GFI Mortgage Bankers Inc. last summer asked a federal judge to dismiss a lending discrimination complaint filed by Holder. The New York-based lender argued that the government failed to establish a link between its policies and lending disparities outlined in the suit.

When Justice opposed GFI’s motion, it revealed a serious flaw in its “statistical regression analyses” used in almost every race-bias case filed against lenders under this administration.

It acknowledged that its models do not account for all factors related to borrowers’ credit risk and loan characteristics — factors that could explain disparities in loan pricing by race.

In the court filing, Justice Department official Thomas Perez, chief of the civil-rights division, said the sum total of the government’s proof was “statistical evidence” that did not include all elements of creditworthiness. But he argued that the government did not need to control “all measurable variables” to prove discrimination, that it “need not prove discrimination with scientific certainty.”

In other words, Holders’ diversity police relied on incomplete statistics as evidence to prove intentional discrimination. {snip}

GFI’s attorney Andrew Sandler complained that Justice has been using an overly broad and “now discredited interpretation” of civil-rights law known as “disparate impact.” But GFI happened to draw an Obama-appointed judge to hear its motion to dismiss what looked to be groundless charges against it.

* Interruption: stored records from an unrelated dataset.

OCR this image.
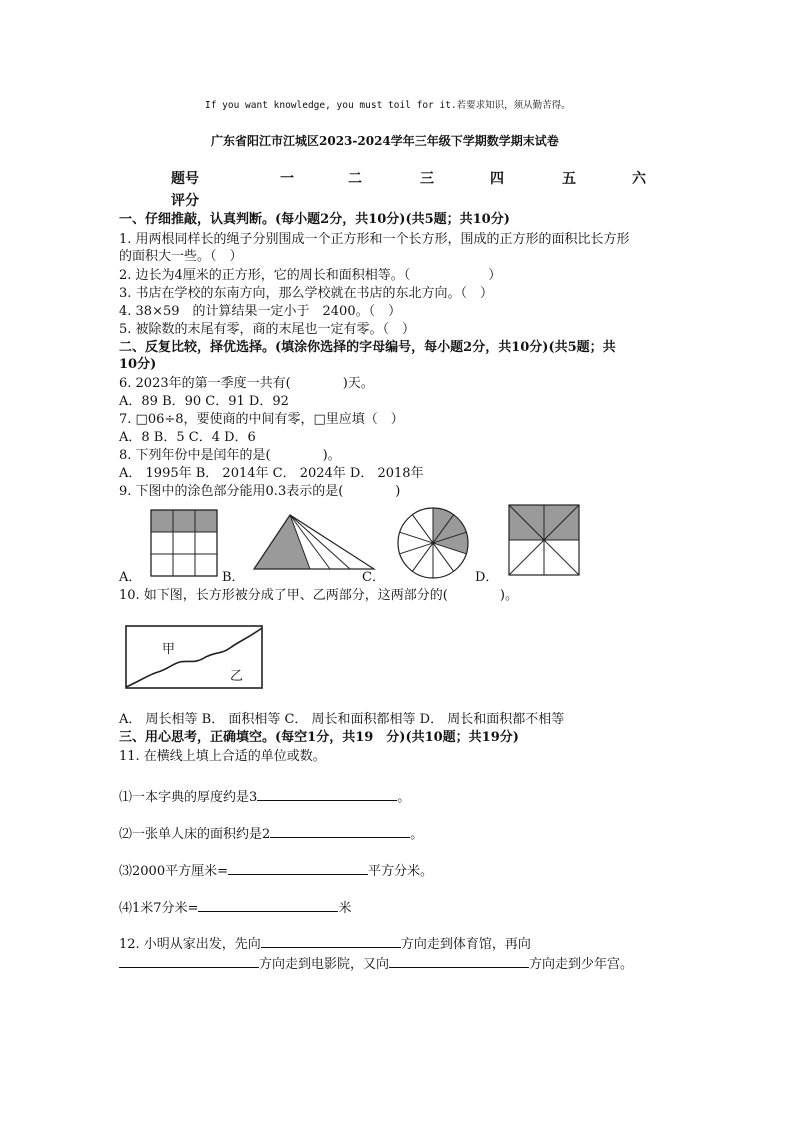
If you want knowledge, you must toil for it.若要求知识，须从勤苦得。
广东省阳江市江城区2023-2024学年三年级下学期数学期末试卷
题号	一	二	三	四	五	六
评分
一、仔细推敲，认真判断。(每小题2分，共10分)(共5题；共10分)
1. 用两根同样长的绳子分别围成一个正方形和一个长方形，围成的正方形的面积比长方形
的面积大一些。（　）
2. 边长为4厘米的正方形，它的周长和面积相等。（　　　　　　）
3. 书店在学校的东南方向，那么学校就在书店的东北方向。（　）
4. 38×59　的计算结果一定小于　2400。（　）
5. 被除数的末尾有零，商的末尾也一定有零。（　）
二、反复比较，择优选择。(填涂你选择的字母编号，每小题2分，共10分)(共5题；共
10分)
6. 2023年的第一季度一共有(　　　　)天。
A．89 B．90 C．91 D．92
7. □06÷8，要使商的中间有零，□里应填（　）
A．8 B．5 C．4 D．6
8. 下列年份中是闰年的是(　　　　)。
A． 1995年 B． 2014年 C． 2024年 D． 2018年
9. 下图中的涂色部分能用0.3表示的是(　　　　)
A．	B．	C．	D．
10. 如下图，长方形被分成了甲、乙两部分，这两部分的(　　　　)。
甲
乙
A． 周长相等 B． 面积相等 C． 周长和面积都相等 D． 周长和面积都不相等
三、用心思考，正确填空。(每空1分，共19　分)(共10题；共19分)
11. 在横线上填上合适的单位或数。
⑴一本字典的厚度约是3	。
⑵一张单人床的面积约是2	。
⑶2000平方厘米=	平方分米。
⑷1米7分米=	米
12. 小明从家出发，先向	方向走到体育馆，再向
方向走到电影院，又向	方向走到少年宫。
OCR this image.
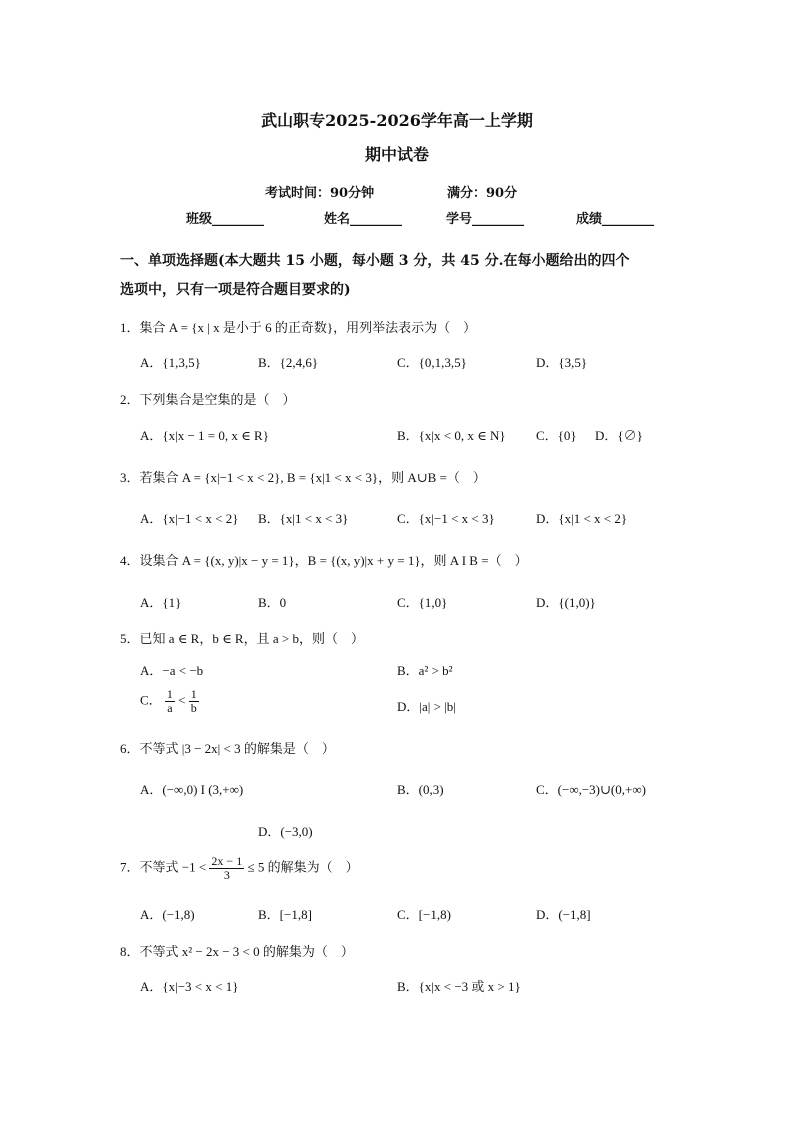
武山职专2025-2026学年高一上学期
期中试卷
考试时间：90分钟	满分：90分
班级________	姓名________	学号________	成绩________
一、单项选择题(本大题共 15 小题，每小题 3 分，共 45 分.在每小题给出的四个
选项中，只有一项是符合题目要求的)
1．集合 A = {x | x 是小于 6 的正奇数}，用列举法表示为（　）
A．{1,3,5}	B．{2,4,6}	C．{0,1,3,5}	D．{3,5}
2．下列集合是空集的是（　）
A．{x|x − 1 = 0, x ∈ R}	B．{x|x < 0, x ∈ N} C．{0} D．{∅}
3．若集合 A = {x|−1 < x < 2}, B = {x|1 < x < 3}，则 A∪B =（　）
A．{x|−1 < x < 2} B．{x|1 < x < 3}	C．{x|−1 < x < 3}	D．{x|1 < x < 2}
4．设集合 A = {(x, y)|x − y = 1}，B = {(x, y)|x + y = 1}，则 A I B =（　）
A．{1}	B．0	C．{1,0}	D．{(1,0)}
5．已知 a ∈ R，b ∈ R，且 a > b，则（　）
A．−a < −b	B．a² > b²
C． $\frac{1}{a} < \frac{1}{b}$	D．|a| > |b|
6．不等式 |3 − 2x| < 3 的解集是（　）
A．(−∞,0) I (3,+∞)	B．(0,3)	C．(−∞,−3)∪(0,+∞)
D．(−3,0)
7．不等式 $-1 < \frac{2x - 1}{3} \le 5$ 的解集为（　）
A．(−1,8)	B．[−1,8]	C．[−1,8)	D．(−1,8]
8．不等式 x² − 2x − 3 < 0 的解集为（　）
A．{x|−3 < x < 1}	B．{x|x < −3 或 x > 1}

With that judicial leaning in mind, GFI agreed to settle the case. It will fork over more than $3.5 million to as-yet unidentified black and Latino victims of alleged mortgage discrimination and also “qualified organization(s) that provide programs targeted at African-Americans and Hispanic potential and former homeowners.”

It also agrees to implement over the next 4-1/2 years a “fair lending monitoring program” to make management and its employees more sensitive to the “credit needs” of the minority community.